A self-made software success story, Lynch went on to become a prominent investor in — and vociferous champion of — the UK tech start-up scene. The $11bn sale of his company, Autonomy, to Hewlett-Packard in 2011 was at the time the biggest ever of a European IT concern, cementing his position as the rare head of a British tech company to make it on the global stage.

But a year later HP claimed Autonomy’s leaders had fraudulently inflated the value of the acquisition by $5bn, leading to a 12-year legal ordeal. Lynch lost a long battle against extradition to the US on fraud charges and spent more than a year under house arrest in San Francisco ahead of a trial. He was eventually cleared by a jury on all charges in June this year.

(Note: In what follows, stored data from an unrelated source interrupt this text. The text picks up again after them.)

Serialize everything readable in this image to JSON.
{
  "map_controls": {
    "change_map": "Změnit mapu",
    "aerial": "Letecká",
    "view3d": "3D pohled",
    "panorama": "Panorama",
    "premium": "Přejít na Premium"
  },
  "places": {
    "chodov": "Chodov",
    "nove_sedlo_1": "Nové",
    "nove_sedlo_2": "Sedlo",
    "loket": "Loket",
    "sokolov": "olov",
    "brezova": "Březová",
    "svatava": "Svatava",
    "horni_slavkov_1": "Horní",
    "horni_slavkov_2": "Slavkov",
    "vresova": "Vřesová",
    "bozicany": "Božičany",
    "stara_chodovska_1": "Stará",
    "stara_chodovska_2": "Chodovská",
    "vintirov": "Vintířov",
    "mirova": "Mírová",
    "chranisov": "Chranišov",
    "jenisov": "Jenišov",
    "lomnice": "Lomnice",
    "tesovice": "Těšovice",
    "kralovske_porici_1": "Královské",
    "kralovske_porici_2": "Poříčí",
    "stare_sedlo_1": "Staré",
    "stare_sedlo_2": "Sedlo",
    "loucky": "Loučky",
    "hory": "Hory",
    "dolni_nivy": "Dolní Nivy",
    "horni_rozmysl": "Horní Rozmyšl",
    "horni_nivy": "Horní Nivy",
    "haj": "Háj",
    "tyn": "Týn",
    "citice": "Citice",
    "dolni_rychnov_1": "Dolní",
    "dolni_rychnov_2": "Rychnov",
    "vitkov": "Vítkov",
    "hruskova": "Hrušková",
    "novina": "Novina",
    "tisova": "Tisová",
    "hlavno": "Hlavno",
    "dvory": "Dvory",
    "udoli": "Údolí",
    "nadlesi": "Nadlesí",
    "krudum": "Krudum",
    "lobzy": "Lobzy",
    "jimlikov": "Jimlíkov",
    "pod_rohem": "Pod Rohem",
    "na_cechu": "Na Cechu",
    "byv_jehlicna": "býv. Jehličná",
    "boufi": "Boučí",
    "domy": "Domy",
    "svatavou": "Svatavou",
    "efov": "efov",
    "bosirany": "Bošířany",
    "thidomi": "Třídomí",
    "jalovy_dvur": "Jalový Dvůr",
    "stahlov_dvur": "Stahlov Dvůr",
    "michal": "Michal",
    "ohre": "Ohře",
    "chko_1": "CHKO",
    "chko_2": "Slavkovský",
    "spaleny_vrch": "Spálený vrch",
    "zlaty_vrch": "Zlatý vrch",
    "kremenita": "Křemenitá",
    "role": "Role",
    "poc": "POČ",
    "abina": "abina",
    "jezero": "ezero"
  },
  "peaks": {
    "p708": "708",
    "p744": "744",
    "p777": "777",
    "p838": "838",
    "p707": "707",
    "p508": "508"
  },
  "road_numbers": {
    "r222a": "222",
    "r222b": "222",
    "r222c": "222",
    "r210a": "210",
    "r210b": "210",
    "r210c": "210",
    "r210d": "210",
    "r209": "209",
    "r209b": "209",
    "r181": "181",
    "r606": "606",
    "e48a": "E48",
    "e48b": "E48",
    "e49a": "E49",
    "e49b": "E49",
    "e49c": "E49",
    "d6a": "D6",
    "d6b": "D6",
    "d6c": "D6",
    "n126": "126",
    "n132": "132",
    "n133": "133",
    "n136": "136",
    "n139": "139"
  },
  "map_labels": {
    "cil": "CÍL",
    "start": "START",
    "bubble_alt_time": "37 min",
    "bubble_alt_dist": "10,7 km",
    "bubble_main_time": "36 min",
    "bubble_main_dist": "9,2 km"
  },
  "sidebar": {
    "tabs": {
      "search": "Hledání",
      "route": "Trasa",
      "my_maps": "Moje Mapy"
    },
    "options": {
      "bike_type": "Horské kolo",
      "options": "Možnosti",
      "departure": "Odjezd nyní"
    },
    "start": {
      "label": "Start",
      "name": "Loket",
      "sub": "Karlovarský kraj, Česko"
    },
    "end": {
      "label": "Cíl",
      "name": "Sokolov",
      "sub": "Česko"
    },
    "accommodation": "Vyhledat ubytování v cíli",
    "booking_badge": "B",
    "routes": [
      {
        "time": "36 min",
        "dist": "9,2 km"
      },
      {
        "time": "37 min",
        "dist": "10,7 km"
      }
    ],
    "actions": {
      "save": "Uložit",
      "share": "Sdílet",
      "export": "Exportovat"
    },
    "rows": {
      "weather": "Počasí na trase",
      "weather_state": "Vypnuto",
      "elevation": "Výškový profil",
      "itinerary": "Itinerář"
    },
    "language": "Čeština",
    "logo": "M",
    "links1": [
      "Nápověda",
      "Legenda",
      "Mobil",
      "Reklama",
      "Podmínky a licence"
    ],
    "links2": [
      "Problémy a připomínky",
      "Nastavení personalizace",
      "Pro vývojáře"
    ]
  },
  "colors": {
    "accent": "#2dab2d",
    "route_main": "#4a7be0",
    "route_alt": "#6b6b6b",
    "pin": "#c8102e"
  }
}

The body of Lynch, 59, was found on Thursday after the yacht Bayesian, which was registered in his wife’s name, sank in severe weather early on Monday morning in the Mediterranean. His 18-year-old daughter Hannah, who was also on board, is still missing, presumed dead.

Italian emergency services head out to sea to search for Mike Lynch and his daughter Hannah, after the luxury yacht sank off the coast of Porticello, Sicily © Jonathan Brady/PA

Other passengers on Bayesian included members of Lynch’s legal team and a witness for the defence, who he had invited to celebrate his courtroom victory.

The long journey that brought Lynch to a 56-metre, luxury “superyacht” began in humble circumstances.

Born in Ilford, Essex, and brought up in nearby Chelmsford, he liked to talk about the hardships he faced during his upbringing. Taking the stand at this year’s trial, he said that being the son of Irish parents made him something of an outsider, especially during the political turbulence of the 1970s, when “there were times you had to learn to run fast”.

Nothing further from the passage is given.